Portanto, o objetivo primário do atendimento psicológico nessas circunstâncias é o de contribuir para a satisfação das necessidades básicas das pessoas afetadas e a redução dos danos psíquicos e do estresse causado pelos desastres. Profissionais de Psicologia podem buscar ajudar as pessoas afetadas a tomarem decisões práticas para resolverem problemas urgentes, além de fornecerem apoio emocional e auxiliarem na busca por segurança e contato com familiares e amigas/os.

É importante ressaltar que, durante o atendimento, as/os profissionais de Psicologia devem sempre respeitar a ética do sigilo, garantindo a confidencialidade das informações compartilhadas pelas pessoas afetadas; o respeito às vivências e modos de existir frente à religiosidade, à finitude, aos ritos de passagem, bem como ao status econômico e social. Essas são características essenciais para o atendimento comprometido, ético e humanizado. Assim, ações outras, como preservar uma área de segurança, auxiliar no contato com entes queridas/os e verificar o estado delas/deles, são alguns dos exemplos de como as/os profissionais de Psicologia podem contribuir de forma prática e humanizada em situações de desastre.

 

Referências:

BARATA, R. B. Como e por que as desigualdades sociais fazem mal à saúde. Rio de Janeiro: Editora Fiocruz, 2009.

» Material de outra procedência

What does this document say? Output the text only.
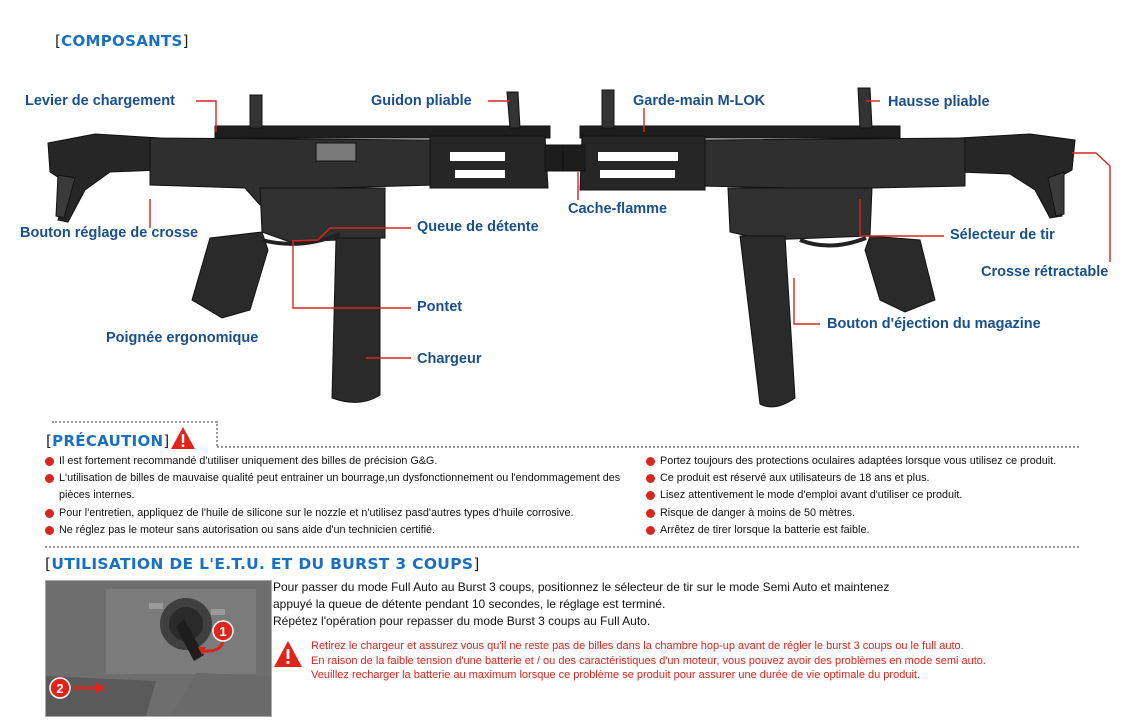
[COMPOSANTS]
Levier de chargement	Guidon pliable
Bouton réglage de crosse	Queue de détente
Pontet
Poignée ergonomique
Chargeur
Garde-main M-LOK	Hausse pliable
Cache-flamme
Sélecteur de tir
Crosse rétractable
Bouton d'éjection du magazine
[PRÉCAUTION]
Il est fortement recommandé d'utiliser uniquement des billes de précision G&G.
L'utilisation de billes de mauvaise qualité peut entrainer un bourrage,un dysfonctionnement ou l'endommagement des pièces internes.
Pour l'entretien, appliquez de l'huile de silicone sur le nozzle et n'utilisez pasd'autres types d'huile corrosive.
Ne réglez pas le moteur sans autorisation ou sans aide d'un technicien certifié.
Portez toujours des protections oculaires adaptées lorsque vous utilisez ce produit.
Ce produit est réservé aux utilisateurs de 18 ans et plus.
Lisez attentivement le mode d'emploi avant d'utiliser ce produit.
Risque de danger à moins de 50 mètres.
Arrêtez de tirer lorsque la batterie est faible.
[UTILISATION DE L'E.T.U. ET DU BURST 3 COUPS]
1
2
Pour passer du mode Full Auto au Burst 3 coups, positionnez le sélecteur de tir sur le mode Semi Auto et maintenez
appuyé la queue de détente pendant 10 secondes, le réglage est terminé.
Répétez l'opération pour repasser du mode Burst 3 coups au Full Auto.
Retirez le chargeur et assurez vous qu'il ne reste pas de billes dans la chambre hop-up avant de régler le burst 3 coups ou le full auto.
En raison de la faible tension d'une batterie et / ou des caractéristiques d'un moteur, vous pouvez avoir des problèmes en mode semi auto.
Veuillez recharger la batterie au maximum lorsque ce problème se produit pour assurer une durée de vie optimale du produit.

LOPES, F. Experiências desiguais ao nascer, viver, adoecer e morrer: tópicos em saúde da população negra. In: BATISTA, L. E.; KALCKMANN, S. (Org.) Seminário Saúde da População Negra no Estado de São Paulo 2004. São Paulo: Instituto de Saúde, 2005.

GÓMEZ, C. Saúde mental na gestão dos desastres: intervenção no cotidiano e nos eventos. In: I Seminário Nacional de Psicologia das Emergências e dos Desastres: Contribuições para a Construção de Comunidades mais Seguras, 2006, Brasília. Anais... Brasília: Finatec/ UNB, 2006.

HEREDIA, A. M. Psicologia e emergências sociais: intervenções nos cotidianos e eventos. In: I Seminário Nacional de Psicologia das Emergências e dos Desastres: Contribuições para a Construção de Comunidades mais Seguras, 2006, Brasília. Anais... Brasília: Finatec/UNB, 2006.